As we strive to stay connected to others and to ourselves in this time of alarming flux and uncertainty, Hesselgrave’s works offer a salubrious glimpse into a shared existence. She muses, “…. I like to suggest, rather than dictate or define a “narrative” hoping that viewers will grasp something that they recognize …something similar and shared, though from different places and times. In some ways it seems as if the current circumstances have simply come to meet me where I was already heading and coincide with changes in attitude that were already drifting my way: slower pace, more contemplative and inward looking.”

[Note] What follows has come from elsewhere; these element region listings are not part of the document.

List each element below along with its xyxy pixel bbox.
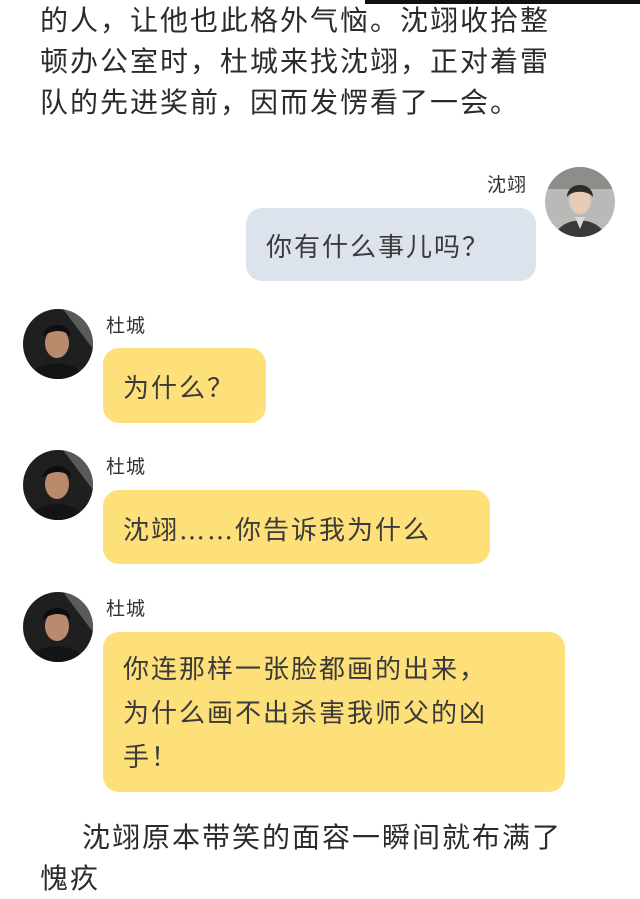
narration-line: 队的先进奖前，因而发愣看了一会。 <box>40 86 521 119</box>
avatar-ducheng-icon <box>23 309 93 379</box>
narration-line: 沈翊原本带笑的面容一瞬间就布满了 <box>82 821 563 854</box>
avatar-ducheng <box>23 450 93 520</box>
avatar-shenyi-icon <box>545 167 615 237</box>
message-bubble-incoming[interactable]: 为什么？ <box>103 348 266 423</box>
message-bubble-outgoing[interactable]: 你有什么事儿吗？ <box>246 208 536 281</box>
message-bubble-incoming[interactable]: 你连那样一张脸都画的出来， 为什么画不出杀害我师父的凶 手！ <box>103 632 565 792</box>
narration-line: 愧疚 <box>40 862 101 895</box>
avatar-ducheng-icon <box>23 592 93 662</box>
sender-name-ducheng: 杜城 <box>106 598 147 620</box>
message-text-line: 你连那样一张脸都画的出来， <box>123 655 488 685</box>
avatar-shenyi <box>545 167 615 237</box>
message-bubble-incoming[interactable]: 沈翊……你告诉我为什么 <box>103 490 490 564</box>
narration-line: 的人，让他也此格外气恼。沈翊收拾整 <box>40 4 551 37</box>
sender-name-shenyi: 沈翊 <box>487 174 528 196</box>
narration-line: 顿办公室时，杜城来找沈翊，正对着雷 <box>40 45 551 78</box>
narration-bottom: 沈翊原本带笑的面容一瞬间就布满了 愧疚 <box>40 817 620 899</box>
message-text-line: 为什么画不出杀害我师父的凶 <box>123 699 488 729</box>
narration-top: 的人，让他也此格外气恼。沈翊收拾整 顿办公室时，杜城来找沈翊，正对着雷 队的先进… <box>40 0 610 123</box>
avatar-ducheng-icon <box>23 450 93 520</box>
message-text: 你有什么事儿吗？ <box>266 233 491 263</box>
message-text-line: 手！ <box>123 743 180 773</box>
avatar-ducheng <box>23 309 93 379</box>
avatar-ducheng <box>23 592 93 662</box>
message-text: 为什么？ <box>123 374 236 404</box>
sender-name-ducheng: 杜城 <box>106 315 147 337</box>
sender-name-ducheng: 杜城 <box>106 456 147 478</box>
message-text: 沈翊……你告诉我为什么 <box>123 516 432 546</box>
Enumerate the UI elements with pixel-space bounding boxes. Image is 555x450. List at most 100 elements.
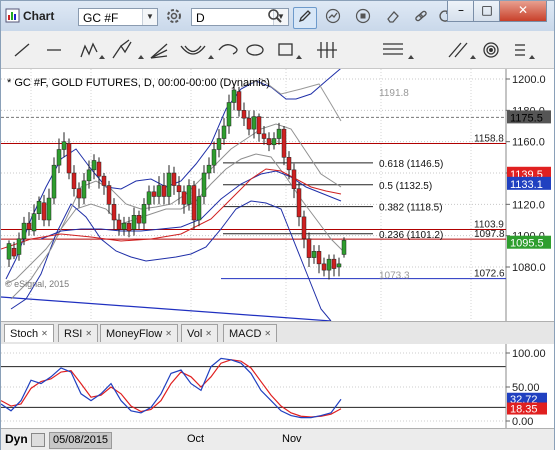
calendar-icon[interactable] bbox=[31, 433, 45, 447]
search-icon[interactable] bbox=[263, 7, 287, 29]
tab-moneyflow[interactable]: MoneyFlow ✕ bbox=[100, 324, 178, 342]
candlestick bbox=[321, 263, 327, 271]
candlestick bbox=[311, 251, 317, 258]
menu-icon[interactable] bbox=[515, 44, 525, 56]
tab-stoch[interactable]: Stoch ✕ bbox=[4, 324, 54, 342]
fib-retracement-icon[interactable] bbox=[383, 43, 403, 55]
maximize-button[interactable]: □ bbox=[473, 1, 501, 22]
dropdown-arrow-icon[interactable] bbox=[208, 55, 214, 59]
candlestick bbox=[176, 185, 182, 193]
pencil-icon[interactable] bbox=[293, 7, 317, 29]
candlestick bbox=[166, 172, 172, 197]
tab-label: MoneyFlow bbox=[106, 328, 163, 340]
candlestick bbox=[151, 191, 157, 197]
candlestick bbox=[246, 117, 252, 130]
stoch-panel[interactable]: 100.00 50.00 0.00 32.72 18.35 bbox=[1, 344, 554, 428]
dropdown-arrow-icon[interactable] bbox=[138, 55, 144, 59]
close-icon[interactable]: ✕ bbox=[85, 329, 92, 338]
dropdown-arrow-icon[interactable] bbox=[529, 55, 535, 59]
symbol-input[interactable]: GC #F ▼ bbox=[78, 8, 158, 26]
stoch-canvas[interactable]: 100.0050.000.0032.7218.35 bbox=[1, 344, 554, 428]
target-icon[interactable] bbox=[483, 42, 499, 58]
candlestick bbox=[241, 110, 247, 119]
stop-icon[interactable] bbox=[351, 7, 375, 29]
rectangle-icon[interactable] bbox=[278, 43, 293, 56]
andrews-pitchfork-icon[interactable] bbox=[112, 39, 132, 59]
trend-line bbox=[1, 296, 332, 321]
candlestick bbox=[196, 196, 202, 221]
candlestick bbox=[116, 219, 122, 230]
candlestick bbox=[236, 91, 242, 111]
candlestick bbox=[156, 185, 162, 197]
candlestick bbox=[181, 191, 187, 205]
axis-tick-label: 1120.0 bbox=[512, 199, 545, 211]
minimize-button[interactable]: – bbox=[447, 1, 475, 22]
tab-macd[interactable]: MACD ✕ bbox=[223, 324, 278, 342]
zigzag-icon[interactable] bbox=[80, 42, 98, 58]
close-icon[interactable]: ✕ bbox=[165, 329, 172, 338]
candlestick bbox=[171, 172, 177, 186]
candlestick bbox=[191, 185, 197, 221]
candlestick bbox=[186, 185, 192, 205]
settings-icon[interactable] bbox=[162, 6, 186, 28]
candlestick bbox=[91, 160, 97, 171]
tab-label: Vol bbox=[187, 328, 203, 340]
date-display[interactable]: 05/08/2015 bbox=[49, 432, 113, 449]
candlestick bbox=[106, 185, 112, 205]
arc-icon[interactable] bbox=[180, 45, 206, 55]
candlestick bbox=[231, 89, 237, 103]
bollinger-lower bbox=[10, 200, 332, 321]
parallel-lines-icon[interactable] bbox=[448, 42, 468, 58]
candlestick bbox=[221, 125, 227, 139]
close-button[interactable]: ✕ bbox=[499, 1, 547, 22]
fib-label: 0.236 (1101.2) bbox=[379, 230, 443, 241]
candlestick bbox=[66, 142, 72, 174]
candlestick bbox=[11, 247, 17, 257]
chevron-down-icon[interactable]: ▼ bbox=[142, 9, 157, 25]
dropdown-arrow-icon[interactable] bbox=[470, 55, 476, 59]
ellipse-icon[interactable] bbox=[246, 44, 264, 56]
stoch-axis-label: 50.00 bbox=[512, 382, 540, 394]
link-icon[interactable] bbox=[409, 7, 433, 29]
cycle-lines-icon[interactable] bbox=[317, 42, 337, 58]
curve-icon[interactable] bbox=[218, 44, 238, 55]
gray-level-label: 1191.8 bbox=[379, 88, 409, 99]
candlestick bbox=[161, 185, 167, 197]
tab-vol[interactable]: Vol ✕ bbox=[181, 324, 218, 342]
dropdown-arrow-icon[interactable] bbox=[408, 55, 414, 59]
candlestick bbox=[101, 175, 107, 186]
close-icon[interactable]: ✕ bbox=[264, 329, 271, 338]
close-icon[interactable]: ✕ bbox=[205, 329, 212, 338]
price-chart[interactable]: 1200.01180.01160.01140.01120.01100.01080… bbox=[1, 69, 554, 321]
dropdown-arrow-icon[interactable] bbox=[296, 55, 302, 59]
level-label: 1097.8 bbox=[474, 229, 505, 240]
chart-app-icon bbox=[5, 8, 20, 23]
candlestick bbox=[331, 258, 337, 269]
price-chart-canvas[interactable]: 1200.01180.01160.01140.01120.01100.01080… bbox=[1, 69, 554, 321]
eraser-icon[interactable] bbox=[381, 7, 405, 29]
candlestick bbox=[141, 204, 147, 224]
close-icon[interactable]: ✕ bbox=[41, 329, 48, 338]
candlestick bbox=[16, 238, 22, 255]
dropdown-arrow-icon[interactable] bbox=[99, 55, 105, 59]
candlestick bbox=[56, 149, 62, 166]
candlestick bbox=[81, 180, 87, 199]
tab-label: Stoch bbox=[10, 328, 39, 340]
candlestick bbox=[306, 238, 312, 258]
candlestick bbox=[316, 251, 322, 265]
candlestick bbox=[201, 172, 207, 197]
price-label: 1133.1 bbox=[510, 179, 543, 191]
candlestick bbox=[71, 172, 77, 189]
price-label: 1095.5 bbox=[510, 238, 544, 250]
trend-line-icon[interactable] bbox=[14, 43, 30, 57]
candlestick bbox=[336, 263, 342, 268]
chart-style-icon[interactable] bbox=[321, 7, 345, 29]
month-label-oct: Oct bbox=[187, 433, 205, 445]
tab-rsi[interactable]: RSI ✕ bbox=[58, 324, 99, 342]
candlestick bbox=[146, 191, 152, 205]
candlestick bbox=[296, 188, 302, 218]
candlestick bbox=[256, 116, 262, 135]
candlestick bbox=[261, 133, 267, 139]
fibonacci-fan-icon[interactable] bbox=[150, 43, 168, 59]
candlestick bbox=[36, 200, 42, 214]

Hesselgrave, in the end, invites us to keep trudging the road, fortified now and again by the numinous mirage of a home on the horizon, where soon we will rest.
rtist Bio:
Lisa Hess Hesselgrave was born in Harrisburg, Pennsylvania in 1958. She earned an MFA degree from the Yale University School of Art and a BFA degree from the Pennsylvania Academy of the Fine Arts. Her work has been included in shows throughout Connecticut and New York in many venues including the National Academy of Design, Tatistcheff Gallery, and The Painting Center. She has been awarded residencies at the Vermont Studio Center (2014), the Millay Colony for the Arts (1992, 2002), and the Seaside Institute, Florida (1996). She recently completed a three week residency in Tétouan, Morocco. Hesselgrave’s paintings and works on paper range in size, media, and subject. They focus mainly on figures, landscapes and the intersection of those two subjects. Although mostly representational the work is shaped by strong abstract qualities. In addition to her studio practice Hesselgrave has taught drawing, painting, color theory, and 2D design at several colleges, including the State University of New York, Purchase, the University of Connecticut, and Fairfield University. She currently teaches at Gateway Community College in New Haven. Hesselgrave lives with her family near the edge of the woods, just outside of New Haven. She continues to do work that experiments, evolves, and pushes boundaries, while maintaining a disciplined adherence to craft and a pursuit of personal content.